Gus’ mouth dropped open. “No. You’re gonna make us look like lawn boys.”
“You already did with those carnations.”
Gus’s face fell and I regretted my words. “Look, if you help me, I’ll help you get some real roses.”
He shifted. “I’ll wait here.”
I ran up the driveway. A well-dressed woman in slacks answered the door. “What now?” she said.
I handed her a business card. “I can fix your patch over there. I have references.”
She looked confused. “How old are you? Why would you want to fix it?”
“Thirteen and it’s a long story.”
“My husband refuses to pay for it. The neighbor’s dog tore it up, he says. The neighbor claims it was done by a stray. It’s on both sides of the property line and neither of them will budge.”
“I have a small patch of sod that would fit there perfectly. It needs to be moved quick. I can do it for cheap, and I’ll make sure it blends in with the rest of the lawn.”
“Who’d bring it over?”
“I have a trailer for my bike.”
She leaned out to look down at the sidewalk where Gus was standing over the bikes.
“Can you do it today?”
I nodded and gathered my courage. “If I do a good job, you think I could mow your lawn? I’ll give you a good introductory price.” I wished I had on my Sunday clothes.
She paused before straightening her shoulders. “I’m sorry.

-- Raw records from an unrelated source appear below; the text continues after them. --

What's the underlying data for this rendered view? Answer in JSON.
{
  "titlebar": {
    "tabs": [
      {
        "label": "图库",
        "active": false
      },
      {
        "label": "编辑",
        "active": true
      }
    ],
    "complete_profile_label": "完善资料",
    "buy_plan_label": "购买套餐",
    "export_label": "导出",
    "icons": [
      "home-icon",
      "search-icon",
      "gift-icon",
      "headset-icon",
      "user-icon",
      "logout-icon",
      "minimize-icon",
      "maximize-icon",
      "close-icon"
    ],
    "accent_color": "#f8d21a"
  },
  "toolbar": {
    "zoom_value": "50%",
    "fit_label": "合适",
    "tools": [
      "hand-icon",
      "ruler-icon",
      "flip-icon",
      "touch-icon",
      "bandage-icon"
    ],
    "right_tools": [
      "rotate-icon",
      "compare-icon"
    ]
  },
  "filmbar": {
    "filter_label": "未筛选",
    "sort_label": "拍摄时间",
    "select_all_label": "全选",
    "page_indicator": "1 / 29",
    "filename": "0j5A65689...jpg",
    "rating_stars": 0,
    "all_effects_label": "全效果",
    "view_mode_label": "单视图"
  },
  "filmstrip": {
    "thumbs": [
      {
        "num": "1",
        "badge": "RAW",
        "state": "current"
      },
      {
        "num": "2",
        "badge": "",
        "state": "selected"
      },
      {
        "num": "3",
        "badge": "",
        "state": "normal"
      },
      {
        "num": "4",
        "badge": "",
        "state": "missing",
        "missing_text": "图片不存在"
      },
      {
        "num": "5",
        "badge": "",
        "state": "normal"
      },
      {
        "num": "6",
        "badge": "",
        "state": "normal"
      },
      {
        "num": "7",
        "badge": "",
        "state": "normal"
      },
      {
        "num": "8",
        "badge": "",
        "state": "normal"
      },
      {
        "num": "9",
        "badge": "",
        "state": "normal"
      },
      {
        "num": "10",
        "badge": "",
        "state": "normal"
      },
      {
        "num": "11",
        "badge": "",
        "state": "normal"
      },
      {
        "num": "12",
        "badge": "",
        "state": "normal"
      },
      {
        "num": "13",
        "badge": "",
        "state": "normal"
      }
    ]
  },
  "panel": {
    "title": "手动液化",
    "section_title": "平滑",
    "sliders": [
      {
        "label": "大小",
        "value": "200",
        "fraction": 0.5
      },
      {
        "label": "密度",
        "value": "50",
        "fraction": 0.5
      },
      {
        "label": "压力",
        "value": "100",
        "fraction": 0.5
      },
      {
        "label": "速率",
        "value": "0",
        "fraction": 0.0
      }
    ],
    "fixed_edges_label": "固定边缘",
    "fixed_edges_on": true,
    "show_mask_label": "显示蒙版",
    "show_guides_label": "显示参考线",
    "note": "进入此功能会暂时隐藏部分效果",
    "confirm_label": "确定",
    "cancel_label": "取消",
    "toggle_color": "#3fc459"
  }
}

We have a contract with the homeowners’ association’s preferred provider’s list.”
I’d been turned down plenty of times, but this one stung.
“Still want to do it?” She looked at her watch.
I thought of my father’s discontent, my mother’s prophesy, and my lawn. My grass belonged here in Longcreek Plantation, and I could grow more. In a way, I could blame my father for that. I stuck out my hand with a smile.
She shook it, and I vowed one day, I would be rich enough to have my own plush lawn in a neighborhood where everyone had green grass. And maybe a security system.